NON : Des choix allant à l’encontre de l’intérêt sportif…et marketing à la fois
Si le premier point négatif a donné un aperçu de certaines limites dans la cohérence sportive, on peut élargir cet aspect boiteux à plus grande échelle. Car non content de ce tournoi poids lourds à rallonge, le Bellator FC remet ça avec la division des welters, commençant la compétition en cette fin d’année pour la clôturer on ne sait quand. Avec le même nombre de participants, huit, et surtout la présence plutôt incongrue du champion en titre, Rory MacDonald, couronné début 2018 et n’ayant pas encore défendu la ceinture…pour cause d’affrontement face au champion de la catégorie du dessus, Gegard Mousasi.
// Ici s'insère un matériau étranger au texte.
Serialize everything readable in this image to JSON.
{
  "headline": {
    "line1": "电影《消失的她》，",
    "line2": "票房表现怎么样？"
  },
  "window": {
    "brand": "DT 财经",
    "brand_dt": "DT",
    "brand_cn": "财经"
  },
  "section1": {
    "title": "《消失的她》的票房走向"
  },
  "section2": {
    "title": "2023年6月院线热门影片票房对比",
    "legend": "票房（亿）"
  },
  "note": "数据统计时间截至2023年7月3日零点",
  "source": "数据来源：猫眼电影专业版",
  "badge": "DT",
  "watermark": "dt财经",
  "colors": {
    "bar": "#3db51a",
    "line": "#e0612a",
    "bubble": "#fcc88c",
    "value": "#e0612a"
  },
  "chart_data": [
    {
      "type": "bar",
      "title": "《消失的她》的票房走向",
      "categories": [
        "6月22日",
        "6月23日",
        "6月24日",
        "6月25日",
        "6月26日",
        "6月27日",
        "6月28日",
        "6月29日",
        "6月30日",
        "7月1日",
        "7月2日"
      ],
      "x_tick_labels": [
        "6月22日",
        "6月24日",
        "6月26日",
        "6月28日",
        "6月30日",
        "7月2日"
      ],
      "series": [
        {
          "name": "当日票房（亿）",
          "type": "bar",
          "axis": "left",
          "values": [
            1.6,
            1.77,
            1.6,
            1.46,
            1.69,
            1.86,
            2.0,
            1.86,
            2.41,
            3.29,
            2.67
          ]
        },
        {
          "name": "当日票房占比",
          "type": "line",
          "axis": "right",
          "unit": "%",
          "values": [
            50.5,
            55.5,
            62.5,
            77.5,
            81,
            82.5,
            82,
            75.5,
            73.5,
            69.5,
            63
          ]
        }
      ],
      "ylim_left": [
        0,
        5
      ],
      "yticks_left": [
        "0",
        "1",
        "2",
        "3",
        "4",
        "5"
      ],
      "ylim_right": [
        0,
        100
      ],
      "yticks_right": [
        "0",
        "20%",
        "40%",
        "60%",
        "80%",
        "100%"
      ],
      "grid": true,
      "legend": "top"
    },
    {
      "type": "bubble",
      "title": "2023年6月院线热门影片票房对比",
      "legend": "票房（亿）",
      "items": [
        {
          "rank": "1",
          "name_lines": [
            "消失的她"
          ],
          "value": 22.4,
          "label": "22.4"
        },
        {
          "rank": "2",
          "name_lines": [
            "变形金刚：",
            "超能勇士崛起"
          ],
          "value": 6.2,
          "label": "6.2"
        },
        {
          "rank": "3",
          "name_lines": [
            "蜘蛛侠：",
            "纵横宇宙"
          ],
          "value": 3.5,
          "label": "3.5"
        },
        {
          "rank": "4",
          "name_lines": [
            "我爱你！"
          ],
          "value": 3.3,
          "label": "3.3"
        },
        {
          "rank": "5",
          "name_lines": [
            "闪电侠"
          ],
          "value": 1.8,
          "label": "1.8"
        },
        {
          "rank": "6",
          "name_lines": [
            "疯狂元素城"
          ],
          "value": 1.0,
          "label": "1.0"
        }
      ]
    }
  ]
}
Cette mode des dream matchs entre deux détenteurs de ceintures, à laquelle cède volontiers l’UFC aussi, a l’inconvénient de laisser des challengers légitimes sur le carreau. Et à l’extrême, MacDonald devrait désormais mettre en jeu le titre lors du quart de finale face à un Jon Fitch débarquant à peine au Bellator, assurant en théorie que la ceinture soit ensuite défendue à chaque stade de la compétition. Au sein de ce tournoi, trois outsiders encore invaincus (Michael Page, Neiman Gracie, Ed Ruth), soit la garantie d’au moins deux auras qui s’éteindront, pas la meilleure stratégie commerciale pour construire un storytelling et des stars durables.
Par ailleurs, la hiérarchie d’une division tend à être dénaturée lorsque des récents transfuges de l’UFC obtiennent un accès express à un match de championnat. Ainsi Ryan Bader, éternel gatekeeper au pays de Dana White, s’est vu offrir une chance au titre mi-lourds pour son combat d’intronisation au Bellator, puis une place dans le tournoi poids lourds cette année, une double dose de spotlight au détriment des réguliers de ces catégories.